To comply with these requirements, I decided to :

  1. Concatenate the encoded key with the encoded sequence number, so that the key is the main ordering factor;
  2. Encode the sequence number using big-endianness and byte inversion, so that sequence numbers are ordered in decreasing order.

Let’s explain a bit more thoroughly the second point: why does using big-endianness with byte inversion allow numbers to be ordered in decreasing order?

Integers are usually stored with multiple bytes (usually 4 or 8 bytes depending on the range that the integers span – even if that can be fewer if numbers are small). Endianness corresponds to the order in which bytes are written. With big-endianness, the most significant byte is stored first and the byte-level representation thus aligns with their numerical order.
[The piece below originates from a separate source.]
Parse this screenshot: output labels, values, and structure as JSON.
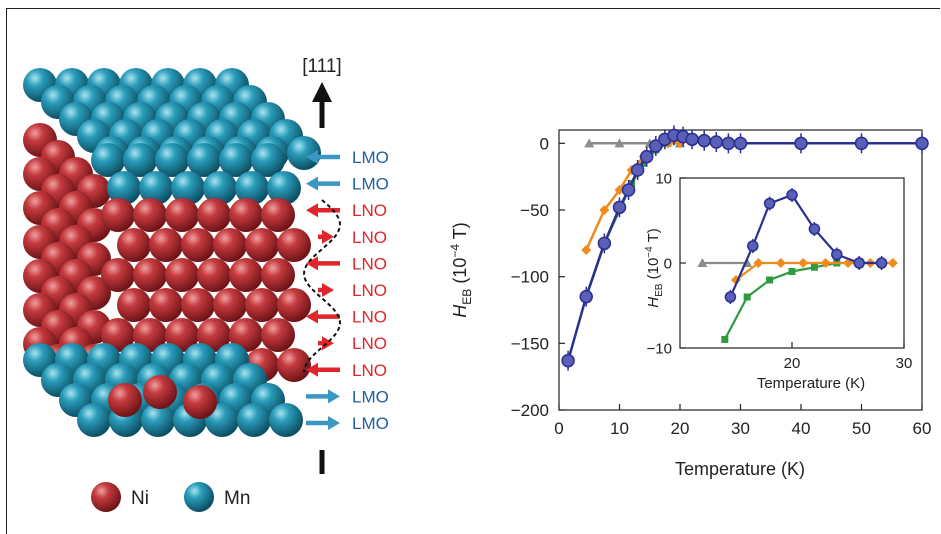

For example, the big-endian forms for 259 (0x0103), 520 (0x0208) and 1024 (0x0400) are 01 03, 02 08 and 04 00 respectively. If they are compared byte by byte, they would correctly be ordered (259 < 520 < 1024) since 01 is smaller than 02 which is smaller than 04. However, with little-endianness, their forms would have been 03 01, 08 02 and 00 04 and thus, they would have been incorrectly ordered when compared byte by byte (1024 < 259 < 520 since 00 < 03 < 08).

So, the integers are sorted in their numerical order with big-endianness, but they need to be in the reverse order. The order can be reversed by applying the bitwise NOT inversion to each byte of the sequence number. In other words, each byte becomes its complementary to 255 (0xFF). In practice, this is done by masking the inverted byte with the 0xFF mask (bytes(~b & 0xFF for b in seq_num_bytes)). Following with the previous example, 259 (0x0103), 520 (0x0208) and 1024 (0x0400) would be encoded respectively as FE FC, FD F7 and FB FF and would thus be ordered in reverse order (1024 < 520 < 259) since FB < FD < FE. Yay! 🎉

Implementing the snapshot key with this idea can then be done in only 3 lines:

import struct


class Record:
    def __init__(self):
        self.key = ...
        self.sequence_number = ...
        ...

    def snapshot_key(self):
        # Encode the sequence number in big-endian format
        seq_num_bytes = struct.pack('>Q', self.sequence_number)

        # Invert the bytes of the sequence number
        inverted_seq_num_bytes = bytes(~b & 0xFF for b in seq_num_bytes)

        return self.key + inverted_seq_num_bytes

I now have snapshot keys that are ordered meaningfully when encoded. This will be super useful: even if the red-black tree is completely agnostic of the content of its nodes’ keys, it will be able to display values in the expected order!